“Then what in the world are you going to do with it?”
“Run it.”
“But, my dear Miss Messiter, it isn’t an automobile or any other kind of toy. You must remember that it takes a business head and a great deal of experience to make such an investment pay. I really think—”
“My school ends on the fourteenth of June. I’ll get a substitute for the last two months. I shall start for Wyoming on the eighteenth of April.”
The man of law gasped, explained the difficulties again carefully as to a child, found that he was wasting his breath, and wisely gave it up.
Miss Messiter had started on the eighteenth of April, as she had announced. When she reached Gimlet Butte, the nearest railroad point to the Lazy D, she found a group of curious, weatherbeaten individuals gathered round a machine foreign to their experience.
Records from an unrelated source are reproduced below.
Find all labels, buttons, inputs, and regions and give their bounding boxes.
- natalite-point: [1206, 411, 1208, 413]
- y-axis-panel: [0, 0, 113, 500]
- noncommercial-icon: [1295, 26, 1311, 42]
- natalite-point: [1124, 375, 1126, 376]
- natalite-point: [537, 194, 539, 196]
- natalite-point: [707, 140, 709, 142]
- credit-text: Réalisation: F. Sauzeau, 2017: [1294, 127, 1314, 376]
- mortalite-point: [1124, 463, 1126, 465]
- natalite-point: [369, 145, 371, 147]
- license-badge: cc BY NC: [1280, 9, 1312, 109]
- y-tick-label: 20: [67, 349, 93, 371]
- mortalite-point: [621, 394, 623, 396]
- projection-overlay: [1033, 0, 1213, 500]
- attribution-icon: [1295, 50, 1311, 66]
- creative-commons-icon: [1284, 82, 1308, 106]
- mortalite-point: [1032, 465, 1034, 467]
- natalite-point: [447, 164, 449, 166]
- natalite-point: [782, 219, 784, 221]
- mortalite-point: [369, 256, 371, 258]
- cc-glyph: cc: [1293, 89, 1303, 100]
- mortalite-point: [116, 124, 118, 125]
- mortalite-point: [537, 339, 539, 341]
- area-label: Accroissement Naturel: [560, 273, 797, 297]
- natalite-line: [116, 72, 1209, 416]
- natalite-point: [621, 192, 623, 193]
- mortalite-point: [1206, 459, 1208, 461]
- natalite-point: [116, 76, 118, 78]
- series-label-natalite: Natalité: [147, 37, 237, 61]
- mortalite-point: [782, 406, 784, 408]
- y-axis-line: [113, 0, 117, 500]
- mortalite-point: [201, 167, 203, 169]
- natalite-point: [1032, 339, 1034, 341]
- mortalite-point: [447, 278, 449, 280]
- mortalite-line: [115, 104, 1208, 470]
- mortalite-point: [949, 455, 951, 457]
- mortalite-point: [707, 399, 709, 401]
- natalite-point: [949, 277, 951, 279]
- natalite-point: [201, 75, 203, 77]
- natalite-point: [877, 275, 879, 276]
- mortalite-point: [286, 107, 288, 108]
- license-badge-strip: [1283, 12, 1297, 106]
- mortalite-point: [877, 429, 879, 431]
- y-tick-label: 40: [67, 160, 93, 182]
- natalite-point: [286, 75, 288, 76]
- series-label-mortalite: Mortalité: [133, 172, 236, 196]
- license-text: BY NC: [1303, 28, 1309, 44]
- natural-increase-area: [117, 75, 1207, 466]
It was on a flat car, and the general opinion ran the gamut from a newfangled sewing machine to a thresher. Into this guessing contest came its owner with so brisk and businesslike an energy that inside of two hours she was testing it up and down the wide street of Gimlet Butte, to the wonder and delight of an audience to which each one of the eleven saloons of the city had contributed its admiring quota.
Meanwhile the young woman attended strictly to business. She had disappeared for half an hour with a suit case into the Elk House; and when she returned in a short-skirted corduroy suit, leggings and wide-brimmed gray Stetson hat, all Gimlet Butte took an absorbing interest in the details of this delightful adventure that had happened to the town. The population was out en masse to watch her slip down the road on a trial trip.
Presently “Soapy” Sothern, drifting in on his buckskin from the Hoodoo Peak country, where for private reasons of his own he had been for the past month a sojourner, reported that he had seen the prettiest sight in the State climbing under a gasoline bronc with a monkey-wrench in her hand. Where? Right over the hill on the edge of town. The immediate stampede for the cow ponies was averted by a warning chug-chug that sounded down the road, followed by the appearance of a flashing whir that made the ponies dance on their hind legs.
“The gasoline bronc lady sure makes a hit with me,” announced “Texas,” gravely. “I allow I’ll rustle a job with the Lazy D outfit.”
“She ce’tainly rides herd on that machine like a champeen,” admitted Soapy. “I reckon I’ll drift over to the Lazy D with you to look after yore remains, Tex, when the lightning hits you.”